I have to use a wheelchair as I cannot stand or walk for longer than a couple of minutes without causing myself pain which will keep me bedbound for days, when I do walk I usually use a stick. I still try and do as much as I can because I feel as though people say (in not so many words) that I have caused it by not pushing myself to do more and that my pain is caused by me not doing as much - what they dont see is the days where I push and push and push myself because people have made me feel like I have caused it and then cannot move for days.
As you can see I have had a very up and down two years which also happen to have been my first two years of being a parent!!! That in itself has bought on feelings of guilt and uselessness and at times I question myself wondering if I am causing these problems. I have tried so many things to help and have not found anything yet!
I am experiencing new symptoms that I have yet to talk with my Doctor about but am suffering numbness in my mouth, my tounge and face and for about the last year have suffered slight loss of feeling all down one side of my body (which no one seems to have been bothered about so dont know whether to worry or not??!!!).
I would like to say well done if you got through that story and a half!!! I have a tendancy to write way too much as once I start, I feel there is so much to write about!! I would love to hear of other peoples experiences and advice if you have any, because compared to some people, I know I have not had this for long at all.

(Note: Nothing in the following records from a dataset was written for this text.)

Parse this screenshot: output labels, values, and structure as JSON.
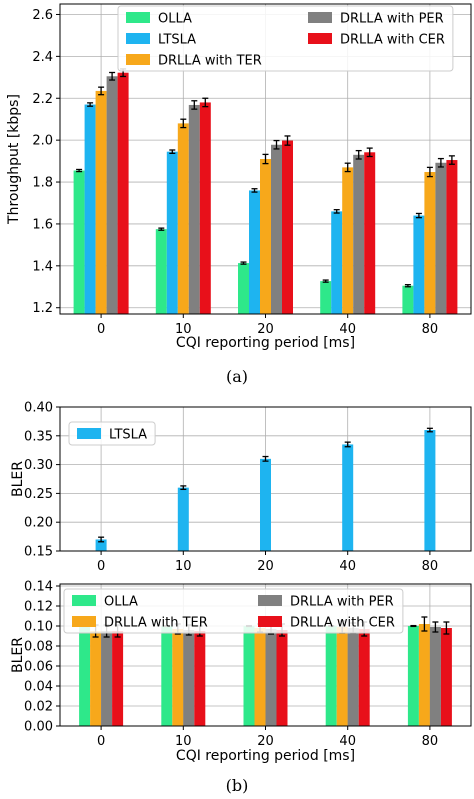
{
  "colors": {
    "OLLA": "#2ee88a",
    "LTSLA": "#1eb4f0",
    "DRLLA with TER": "#f7a81b",
    "DRLLA with PER": "#808080",
    "DRLLA with CER": "#e8101a"
  },
  "captions": {
    "a": "(a)",
    "b": "(b)"
  },
  "chart_data": [
    {
      "id": "a",
      "type": "bar",
      "xlabel": "CQI reporting period [ms]",
      "ylabel": "Throughput [kbps]",
      "ylim": [
        1.17,
        2.65
      ],
      "yticks": [
        1.2,
        1.4,
        1.6,
        1.8,
        2.0,
        2.2,
        2.4,
        2.6
      ],
      "ytick_labels": [
        "1.2",
        "1.4",
        "1.6",
        "1.8",
        "2.0",
        "2.2",
        "2.4",
        "2.6"
      ],
      "categories": [
        "0",
        "10",
        "20",
        "40",
        "80"
      ],
      "grid": true,
      "legend": "top-right",
      "series": [
        {
          "name": "OLLA",
          "values": [
            1.855,
            1.575,
            1.413,
            1.327,
            1.305
          ],
          "errors": [
            0.005,
            0.005,
            0.005,
            0.005,
            0.005
          ]
        },
        {
          "name": "LTSLA",
          "values": [
            2.17,
            1.945,
            1.76,
            1.66,
            1.64
          ],
          "errors": [
            0.008,
            0.008,
            0.008,
            0.008,
            0.01
          ]
        },
        {
          "name": "DRLLA with TER",
          "values": [
            2.235,
            2.08,
            1.91,
            1.87,
            1.848
          ],
          "errors": [
            0.018,
            0.02,
            0.022,
            0.02,
            0.022
          ]
        },
        {
          "name": "DRLLA with PER",
          "values": [
            2.305,
            2.168,
            1.978,
            1.93,
            1.892
          ],
          "errors": [
            0.018,
            0.02,
            0.02,
            0.02,
            0.02
          ]
        },
        {
          "name": "DRLLA with CER",
          "values": [
            2.322,
            2.18,
            1.998,
            1.942,
            1.905
          ],
          "errors": [
            0.018,
            0.02,
            0.022,
            0.02,
            0.02
          ]
        }
      ]
    },
    {
      "id": "b-top",
      "type": "bar",
      "xlabel": "",
      "ylabel": "BLER",
      "ylim": [
        0.15,
        0.4
      ],
      "yticks": [
        0.15,
        0.2,
        0.25,
        0.3,
        0.35,
        0.4
      ],
      "ytick_labels": [
        "0.15",
        "0.20",
        "0.25",
        "0.30",
        "0.35",
        "0.40"
      ],
      "categories": [
        "0",
        "10",
        "20",
        "40",
        "80"
      ],
      "grid": true,
      "legend": "top-left",
      "series": [
        {
          "name": "LTSLA",
          "values": [
            0.17,
            0.26,
            0.31,
            0.335,
            0.36
          ],
          "errors": [
            0.004,
            0.003,
            0.004,
            0.004,
            0.003
          ]
        }
      ]
    },
    {
      "id": "b-bottom",
      "type": "bar",
      "xlabel": "CQI reporting period [ms]",
      "ylabel": "BLER",
      "ylim": [
        0.0,
        0.142
      ],
      "yticks": [
        0.0,
        0.02,
        0.04,
        0.06,
        0.08,
        0.1,
        0.12,
        0.14
      ],
      "ytick_labels": [
        "0.00",
        "0.02",
        "0.04",
        "0.06",
        "0.08",
        "0.10",
        "0.12",
        "0.14"
      ],
      "categories": [
        "0",
        "10",
        "20",
        "40",
        "80"
      ],
      "grid": true,
      "legend": "top",
      "series": [
        {
          "name": "OLLA",
          "values": [
            0.1,
            0.1,
            0.1,
            0.1,
            0.1
          ],
          "errors": [
            0.0004,
            0.0004,
            0.0004,
            0.0004,
            0.0004
          ]
        },
        {
          "name": "DRLLA with TER",
          "values": [
            0.095,
            0.097,
            0.098,
            0.099,
            0.102
          ],
          "errors": [
            0.006,
            0.005,
            0.004,
            0.006,
            0.007
          ]
        },
        {
          "name": "DRLLA with PER",
          "values": [
            0.095,
            0.096,
            0.097,
            0.098,
            0.099
          ],
          "errors": [
            0.006,
            0.005,
            0.005,
            0.005,
            0.005
          ]
        },
        {
          "name": "DRLLA with CER",
          "values": [
            0.095,
            0.095,
            0.096,
            0.097,
            0.098
          ],
          "errors": [
            0.006,
            0.005,
            0.006,
            0.007,
            0.006
          ]
        }
      ]
    }
  ]
}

I think it is just nice to know I am not the only person feeling like this, not the only person that feels like others dont understand, not the only person that feels they are constantly having to explain why they 'dont look ill' and to have other people to talk to about all these things that I feel like other people wouldnt quite understand.
Thank you for reading this and thank you to anyone that takes the time to reply, I really do appreciate hearing from other people that are going through or have been through this.